Getting called an enabler of an alleged sexual harasser and abusive boss inserts elements of tragedy into the ongoing saga of DeRosa. Exposed to politics at an early age, she has risen through the ranks of state government as a staffer to former Attorney General Eric Schneiderman and the governor. She has played a key role in Cuomo administration accomplishments like expanding the minimum wage, paid family leave and tuition assistance programs for public college students. She has helped normalize fertility treatments for women by going public with her own personal struggles. She also had a key role in helping New Yorkers survive COVID-19 at a time when leadership from the federal government was conspicuously absent. It is not as if other opportunities do not exist for DeRosa in Albany either. Several members of her family are in the lobbying business, including her father Giorgio DeRosa, who is among the most highly paid lobbyists in the state. Melissa DeRosa, though, has remained in public service.

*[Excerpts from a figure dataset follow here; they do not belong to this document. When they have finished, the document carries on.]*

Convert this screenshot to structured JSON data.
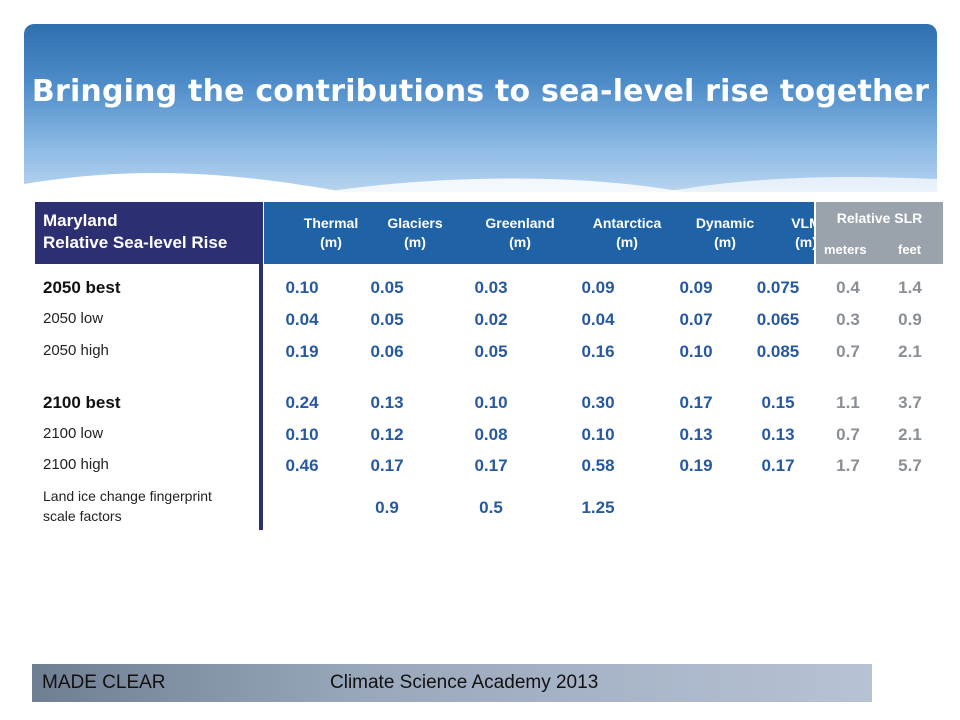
{
  "slide": {
    "title": "Bringing the contributions to sea-level rise together"
  },
  "table": {
    "header_left_line1": "Maryland",
    "header_left_line2": "Relative Sea-level Rise",
    "columns": [
      {
        "line1": "Thermal",
        "line2": "(m)"
      },
      {
        "line1": "Glaciers",
        "line2": "(m)"
      },
      {
        "line1": "Greenland",
        "line2": "(m)"
      },
      {
        "line1": "Antarctica",
        "line2": "(m)"
      },
      {
        "line1": "Dynamic",
        "line2": "(m)"
      },
      {
        "line1": "VLM",
        "line2": "(m)"
      }
    ],
    "relative_slr": {
      "label": "Relative SLR",
      "meters": "meters",
      "feet": "feet"
    },
    "rows": [
      {
        "label": "2050 best",
        "values": [
          "0.10",
          "0.05",
          "0.03",
          "0.09",
          "0.09",
          "0.075",
          "0.4",
          "1.4"
        ]
      },
      {
        "label": "2050 low",
        "values": [
          "0.04",
          "0.05",
          "0.02",
          "0.04",
          "0.07",
          "0.065",
          "0.3",
          "0.9"
        ]
      },
      {
        "label": "2050 high",
        "values": [
          "0.19",
          "0.06",
          "0.05",
          "0.16",
          "0.10",
          "0.085",
          "0.7",
          "2.1"
        ]
      },
      {
        "label": "2100 best",
        "values": [
          "0.24",
          "0.13",
          "0.10",
          "0.30",
          "0.17",
          "0.15",
          "1.1",
          "3.7"
        ]
      },
      {
        "label": "2100 low",
        "values": [
          "0.10",
          "0.12",
          "0.08",
          "0.10",
          "0.13",
          "0.13",
          "0.7",
          "2.1"
        ]
      },
      {
        "label": "2100 high",
        "values": [
          "0.46",
          "0.17",
          "0.17",
          "0.58",
          "0.19",
          "0.17",
          "1.7",
          "5.7"
        ]
      }
    ],
    "fingerprint": {
      "label_line1": "Land ice change fingerprint",
      "label_line2": "scale factors",
      "values": [
        "0.9",
        "0.5",
        "1.25"
      ]
    }
  },
  "footer": {
    "left": "MADE CLEAR",
    "center": "Climate Science Academy 2013"
  }
}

Some past colleagues say that DeRosa faces a double standard. “Strong-willed men in politics are often portrayed as these like manic geniuses,” political consultant Lis Smith, who has worked with DeRosa in the past, said in an interview. “Strong-willed women and politics are somehow always just a mix of Miranda Priestly and Regina George,” she added, referring to the famously nasty, diva-ish antagonists of the films “The Devil Wears Prada” and “Mean Girls,” respectively. “That just doesn't capture who Melissa is,” Smith said. 

While she too is facing calls for her resignation, some of her critics remain sympathetic to her plight, arguing that Cuomo’s top lieutenants are simply dishing out what their boss has served them. “His presence is always suffocating,” the current gubernatorial staffer said. 

Karen Hinton, one of the women alleging wrongdoing against Cuomo, told WNYC that DeRosa “has been abused as well.” Be that as it may, she remains ever-loyal, having stayed with the governor since 2013, while other gubernatorial confidants like former counsel Alphonso David have moved on. 

If the scandals engulfing Cuomo force him out of office or cost him reelection in 2022, it’s unclear where that will leave DeRosa. A few weeks ago her future opportunities appeared boundless. Much less so now, according to a longtime Albany insider. “She has a job with Andrew Cuomo for as long as he’s there and as long as she wants it,” one Democratic insider told City & State. “The problem is, her fate is tied to Andrew Cuomo.”

Zach Williams
is a staff reporter at City & State.